Enjoy the great outdoors in Shelton

Have you been enjoying the outdoors here in Shelton lately? If not, why not? Our town offers miles of trails to walk, hike, bike & run: to bird watch, fish, picnic, or identify some of our local critters. If you and your family do take advantage of these opportunities, you are already budding conservationists.

According to the Connecticut Park and Forest Association, walking trails give you a place to explore to get away from the stresses of life and recreate....until they’re gone. Forests provide  habitat for wildlife, filter to clean water & air, and sponge effect to absorb flood waters...until they’re gone.

Connecticut is losing over ten acres of woodlands to development every day. The fields and forest are being converted to shopping centers, subdivisions and pavement. The people fighting against it are losing ground – literally.

So what happens here in our beloved hometown? Much of our open space belongs to the city or is accessed by public right of way. This land is not guaranteed...it could be gone...from anything from schools, ball fields, parking lots or sold to developers if the price is right.

Here’s what you need to know.

The Shelton Land Conservation Trust is a non-profit corporation established in 1969 to guarantee that its properties can never (I SAID NEVER) be developed. Land acquired by Land Trust through purchase or gifted through a trust inheritance will be preserved for us, our children, our grandchildren and on in perpetuity.

Now, have I got your attention? Does the Naturalist previously hidden inside you want to help protect our resources and public access forever? Are you concerned about the health of people, wildlife, plant life and water? Then you must be wondering how you can help.

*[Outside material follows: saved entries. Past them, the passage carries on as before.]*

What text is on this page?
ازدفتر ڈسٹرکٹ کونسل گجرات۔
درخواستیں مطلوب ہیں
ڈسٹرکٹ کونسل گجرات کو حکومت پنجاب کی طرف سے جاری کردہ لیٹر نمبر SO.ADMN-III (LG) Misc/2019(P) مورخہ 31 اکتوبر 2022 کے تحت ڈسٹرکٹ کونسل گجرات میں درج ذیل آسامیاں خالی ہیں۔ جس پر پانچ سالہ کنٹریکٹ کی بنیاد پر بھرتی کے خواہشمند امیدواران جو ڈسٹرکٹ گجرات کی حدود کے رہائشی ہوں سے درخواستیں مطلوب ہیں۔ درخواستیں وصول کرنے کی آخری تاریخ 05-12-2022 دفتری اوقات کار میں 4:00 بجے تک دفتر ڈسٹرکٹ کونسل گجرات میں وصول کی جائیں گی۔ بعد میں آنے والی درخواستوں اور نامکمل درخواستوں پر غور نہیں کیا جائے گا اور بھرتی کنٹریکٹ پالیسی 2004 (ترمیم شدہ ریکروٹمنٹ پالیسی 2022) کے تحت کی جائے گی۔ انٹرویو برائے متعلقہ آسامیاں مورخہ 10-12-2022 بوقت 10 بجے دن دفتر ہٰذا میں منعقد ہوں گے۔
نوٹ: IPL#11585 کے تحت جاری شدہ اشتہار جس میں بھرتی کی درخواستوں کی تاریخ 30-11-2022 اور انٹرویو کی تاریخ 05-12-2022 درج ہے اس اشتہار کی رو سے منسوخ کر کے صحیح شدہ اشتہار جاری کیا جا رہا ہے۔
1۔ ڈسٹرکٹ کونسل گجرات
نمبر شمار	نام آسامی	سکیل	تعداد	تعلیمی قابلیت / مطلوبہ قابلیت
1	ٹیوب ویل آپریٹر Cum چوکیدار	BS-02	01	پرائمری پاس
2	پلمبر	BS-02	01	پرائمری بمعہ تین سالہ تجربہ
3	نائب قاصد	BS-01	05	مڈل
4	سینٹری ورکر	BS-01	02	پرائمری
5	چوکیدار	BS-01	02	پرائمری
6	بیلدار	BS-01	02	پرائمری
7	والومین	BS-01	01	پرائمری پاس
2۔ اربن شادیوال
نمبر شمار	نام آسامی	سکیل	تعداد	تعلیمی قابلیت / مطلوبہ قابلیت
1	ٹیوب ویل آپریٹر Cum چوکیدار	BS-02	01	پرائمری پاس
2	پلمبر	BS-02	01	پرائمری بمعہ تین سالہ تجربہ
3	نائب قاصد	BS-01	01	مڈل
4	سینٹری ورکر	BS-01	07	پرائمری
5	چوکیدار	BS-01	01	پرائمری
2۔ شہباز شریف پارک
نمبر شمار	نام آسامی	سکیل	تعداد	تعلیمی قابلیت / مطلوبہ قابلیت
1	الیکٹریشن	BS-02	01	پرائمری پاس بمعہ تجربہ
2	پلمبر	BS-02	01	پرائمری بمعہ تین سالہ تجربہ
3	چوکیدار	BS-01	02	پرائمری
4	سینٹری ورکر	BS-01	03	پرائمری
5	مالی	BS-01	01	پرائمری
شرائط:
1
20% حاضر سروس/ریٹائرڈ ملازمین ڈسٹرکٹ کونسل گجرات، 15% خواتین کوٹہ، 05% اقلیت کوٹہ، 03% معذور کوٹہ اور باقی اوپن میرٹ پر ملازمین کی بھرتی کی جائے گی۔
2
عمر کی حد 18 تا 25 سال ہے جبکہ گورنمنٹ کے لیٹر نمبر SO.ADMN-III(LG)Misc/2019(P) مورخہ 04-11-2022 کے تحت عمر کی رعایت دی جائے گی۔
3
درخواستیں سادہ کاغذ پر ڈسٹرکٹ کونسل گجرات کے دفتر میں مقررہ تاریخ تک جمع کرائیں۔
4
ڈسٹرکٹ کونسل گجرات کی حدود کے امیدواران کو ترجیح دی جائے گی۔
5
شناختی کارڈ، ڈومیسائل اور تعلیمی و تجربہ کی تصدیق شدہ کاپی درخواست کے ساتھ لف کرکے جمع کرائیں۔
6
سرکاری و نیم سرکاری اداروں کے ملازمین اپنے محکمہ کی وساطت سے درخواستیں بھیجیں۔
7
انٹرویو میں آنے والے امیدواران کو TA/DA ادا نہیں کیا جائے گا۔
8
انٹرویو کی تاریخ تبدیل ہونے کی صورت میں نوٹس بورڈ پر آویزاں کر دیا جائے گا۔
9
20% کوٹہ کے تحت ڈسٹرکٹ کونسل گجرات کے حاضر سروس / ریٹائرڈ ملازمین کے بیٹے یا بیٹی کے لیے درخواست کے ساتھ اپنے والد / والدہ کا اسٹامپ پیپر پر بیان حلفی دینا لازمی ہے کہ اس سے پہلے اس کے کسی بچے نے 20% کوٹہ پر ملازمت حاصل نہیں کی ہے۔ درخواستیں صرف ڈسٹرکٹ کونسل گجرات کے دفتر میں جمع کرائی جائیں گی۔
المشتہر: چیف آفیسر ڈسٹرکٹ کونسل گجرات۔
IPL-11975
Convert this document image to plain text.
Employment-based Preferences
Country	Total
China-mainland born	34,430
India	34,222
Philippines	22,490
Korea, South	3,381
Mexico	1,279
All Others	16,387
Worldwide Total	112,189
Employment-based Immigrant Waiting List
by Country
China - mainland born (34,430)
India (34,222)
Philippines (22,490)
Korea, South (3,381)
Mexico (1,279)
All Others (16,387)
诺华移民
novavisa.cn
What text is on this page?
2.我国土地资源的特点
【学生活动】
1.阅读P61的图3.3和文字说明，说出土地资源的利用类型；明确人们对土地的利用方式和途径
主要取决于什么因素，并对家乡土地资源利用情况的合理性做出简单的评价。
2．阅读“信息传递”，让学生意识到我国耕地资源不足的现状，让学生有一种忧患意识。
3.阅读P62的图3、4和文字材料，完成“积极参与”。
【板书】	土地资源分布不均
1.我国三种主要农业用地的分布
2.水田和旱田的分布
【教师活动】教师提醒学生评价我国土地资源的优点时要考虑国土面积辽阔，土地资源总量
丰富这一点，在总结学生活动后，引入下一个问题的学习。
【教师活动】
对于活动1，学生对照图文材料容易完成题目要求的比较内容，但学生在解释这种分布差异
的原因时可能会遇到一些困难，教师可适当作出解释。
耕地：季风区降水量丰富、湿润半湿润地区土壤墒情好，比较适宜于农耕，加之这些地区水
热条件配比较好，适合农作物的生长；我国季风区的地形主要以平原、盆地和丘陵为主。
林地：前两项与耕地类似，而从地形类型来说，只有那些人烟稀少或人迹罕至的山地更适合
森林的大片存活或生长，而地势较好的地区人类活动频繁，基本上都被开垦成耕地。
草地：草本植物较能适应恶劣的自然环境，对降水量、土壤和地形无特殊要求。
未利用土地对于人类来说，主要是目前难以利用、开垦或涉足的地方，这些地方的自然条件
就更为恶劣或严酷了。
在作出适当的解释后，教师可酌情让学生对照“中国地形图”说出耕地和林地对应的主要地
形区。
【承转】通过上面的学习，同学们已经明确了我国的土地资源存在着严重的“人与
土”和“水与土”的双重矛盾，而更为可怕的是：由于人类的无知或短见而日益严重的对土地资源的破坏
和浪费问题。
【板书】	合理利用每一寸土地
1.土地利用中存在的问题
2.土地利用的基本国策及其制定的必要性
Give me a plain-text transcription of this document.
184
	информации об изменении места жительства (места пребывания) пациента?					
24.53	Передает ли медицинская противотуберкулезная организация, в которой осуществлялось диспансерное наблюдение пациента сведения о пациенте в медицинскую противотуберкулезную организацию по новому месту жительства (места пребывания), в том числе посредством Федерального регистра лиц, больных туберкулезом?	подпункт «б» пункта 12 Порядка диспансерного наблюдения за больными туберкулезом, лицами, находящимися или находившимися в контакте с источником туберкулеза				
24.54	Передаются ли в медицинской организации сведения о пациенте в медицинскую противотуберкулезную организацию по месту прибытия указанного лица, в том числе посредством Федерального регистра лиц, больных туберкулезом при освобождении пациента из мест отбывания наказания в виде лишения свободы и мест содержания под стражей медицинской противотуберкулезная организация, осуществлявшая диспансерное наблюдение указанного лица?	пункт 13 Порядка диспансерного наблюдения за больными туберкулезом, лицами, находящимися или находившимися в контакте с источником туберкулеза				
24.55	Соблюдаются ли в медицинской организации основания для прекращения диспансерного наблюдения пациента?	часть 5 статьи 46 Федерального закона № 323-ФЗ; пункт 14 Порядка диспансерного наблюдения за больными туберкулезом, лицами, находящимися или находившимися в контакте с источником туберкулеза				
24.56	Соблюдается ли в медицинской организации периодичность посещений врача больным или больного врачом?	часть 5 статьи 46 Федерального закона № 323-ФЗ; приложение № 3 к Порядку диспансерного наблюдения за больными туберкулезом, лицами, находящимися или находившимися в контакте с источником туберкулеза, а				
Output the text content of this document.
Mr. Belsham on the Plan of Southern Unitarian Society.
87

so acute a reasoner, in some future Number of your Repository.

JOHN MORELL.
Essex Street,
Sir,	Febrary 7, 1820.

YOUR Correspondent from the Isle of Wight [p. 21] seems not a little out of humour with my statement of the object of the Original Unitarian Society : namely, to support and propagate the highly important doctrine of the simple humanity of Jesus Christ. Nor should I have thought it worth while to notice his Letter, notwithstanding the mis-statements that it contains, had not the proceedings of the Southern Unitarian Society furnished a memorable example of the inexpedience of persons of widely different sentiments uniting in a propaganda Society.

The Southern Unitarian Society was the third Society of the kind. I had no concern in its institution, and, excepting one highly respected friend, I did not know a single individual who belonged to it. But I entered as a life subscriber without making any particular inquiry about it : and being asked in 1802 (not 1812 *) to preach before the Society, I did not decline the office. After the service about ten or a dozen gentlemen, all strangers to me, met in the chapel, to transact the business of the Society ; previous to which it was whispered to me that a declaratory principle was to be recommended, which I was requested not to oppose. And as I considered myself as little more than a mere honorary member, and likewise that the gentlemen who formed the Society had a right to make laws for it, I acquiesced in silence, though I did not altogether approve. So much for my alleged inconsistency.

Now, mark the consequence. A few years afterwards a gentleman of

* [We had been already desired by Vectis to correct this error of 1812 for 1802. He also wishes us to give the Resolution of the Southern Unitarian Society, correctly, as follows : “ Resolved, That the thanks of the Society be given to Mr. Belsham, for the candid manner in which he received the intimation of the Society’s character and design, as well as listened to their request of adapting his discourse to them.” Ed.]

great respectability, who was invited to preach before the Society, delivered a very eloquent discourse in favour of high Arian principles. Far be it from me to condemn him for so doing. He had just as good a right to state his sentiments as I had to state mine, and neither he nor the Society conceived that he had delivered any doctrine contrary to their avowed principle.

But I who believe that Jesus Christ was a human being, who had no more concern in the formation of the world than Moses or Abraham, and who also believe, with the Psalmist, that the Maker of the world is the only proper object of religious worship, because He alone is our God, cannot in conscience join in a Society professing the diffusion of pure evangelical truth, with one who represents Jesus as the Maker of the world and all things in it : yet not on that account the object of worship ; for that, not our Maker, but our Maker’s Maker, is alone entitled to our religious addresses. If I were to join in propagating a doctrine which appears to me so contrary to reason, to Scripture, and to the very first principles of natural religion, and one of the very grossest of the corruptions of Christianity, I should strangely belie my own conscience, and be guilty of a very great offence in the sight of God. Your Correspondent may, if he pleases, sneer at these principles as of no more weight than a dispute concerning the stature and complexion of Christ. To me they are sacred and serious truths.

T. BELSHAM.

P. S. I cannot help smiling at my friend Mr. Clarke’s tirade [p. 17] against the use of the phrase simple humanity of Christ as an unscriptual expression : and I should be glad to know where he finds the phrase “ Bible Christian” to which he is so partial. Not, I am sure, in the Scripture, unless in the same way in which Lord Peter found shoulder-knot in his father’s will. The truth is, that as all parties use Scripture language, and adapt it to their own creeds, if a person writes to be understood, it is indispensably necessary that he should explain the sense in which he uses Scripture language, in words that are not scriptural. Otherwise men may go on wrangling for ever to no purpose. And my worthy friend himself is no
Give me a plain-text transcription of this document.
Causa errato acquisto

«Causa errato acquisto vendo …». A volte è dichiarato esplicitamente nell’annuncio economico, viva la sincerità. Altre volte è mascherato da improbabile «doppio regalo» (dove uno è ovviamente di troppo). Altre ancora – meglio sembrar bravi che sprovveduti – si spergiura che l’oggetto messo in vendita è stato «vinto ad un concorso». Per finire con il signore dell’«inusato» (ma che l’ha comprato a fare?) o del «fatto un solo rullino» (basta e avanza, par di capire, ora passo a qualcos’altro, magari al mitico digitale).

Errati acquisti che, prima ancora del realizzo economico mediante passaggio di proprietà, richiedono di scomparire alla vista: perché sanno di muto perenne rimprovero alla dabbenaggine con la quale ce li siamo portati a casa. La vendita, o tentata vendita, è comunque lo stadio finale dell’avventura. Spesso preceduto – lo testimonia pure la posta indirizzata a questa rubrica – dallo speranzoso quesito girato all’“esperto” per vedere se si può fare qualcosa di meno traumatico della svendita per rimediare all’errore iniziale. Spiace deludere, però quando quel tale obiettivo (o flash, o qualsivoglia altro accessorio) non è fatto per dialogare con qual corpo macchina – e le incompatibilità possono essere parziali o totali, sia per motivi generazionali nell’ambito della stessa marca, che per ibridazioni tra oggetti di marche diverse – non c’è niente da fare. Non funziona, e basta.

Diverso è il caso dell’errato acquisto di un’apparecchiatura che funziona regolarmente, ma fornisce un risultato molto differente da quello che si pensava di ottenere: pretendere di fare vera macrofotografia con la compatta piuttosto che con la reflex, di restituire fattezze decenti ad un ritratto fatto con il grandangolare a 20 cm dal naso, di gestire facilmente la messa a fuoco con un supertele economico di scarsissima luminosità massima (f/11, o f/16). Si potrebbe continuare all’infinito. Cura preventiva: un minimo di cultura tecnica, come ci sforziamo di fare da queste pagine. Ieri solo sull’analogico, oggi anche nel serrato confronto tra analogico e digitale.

Guess what? This isn’t a Plea for donations. Of course the trust would like you to become a member for only $15 per year to cover your whole family. But what would really, really help is people who care. People who come out and support conservation events. People who teach their children to be happy and safe outside. People who might show up to offer suggestions and ideas. People who can help drive these efforts to save woodlands and waterways forward into future generations.

It is essential that we all join the force to protect nature around us...until it’s gone.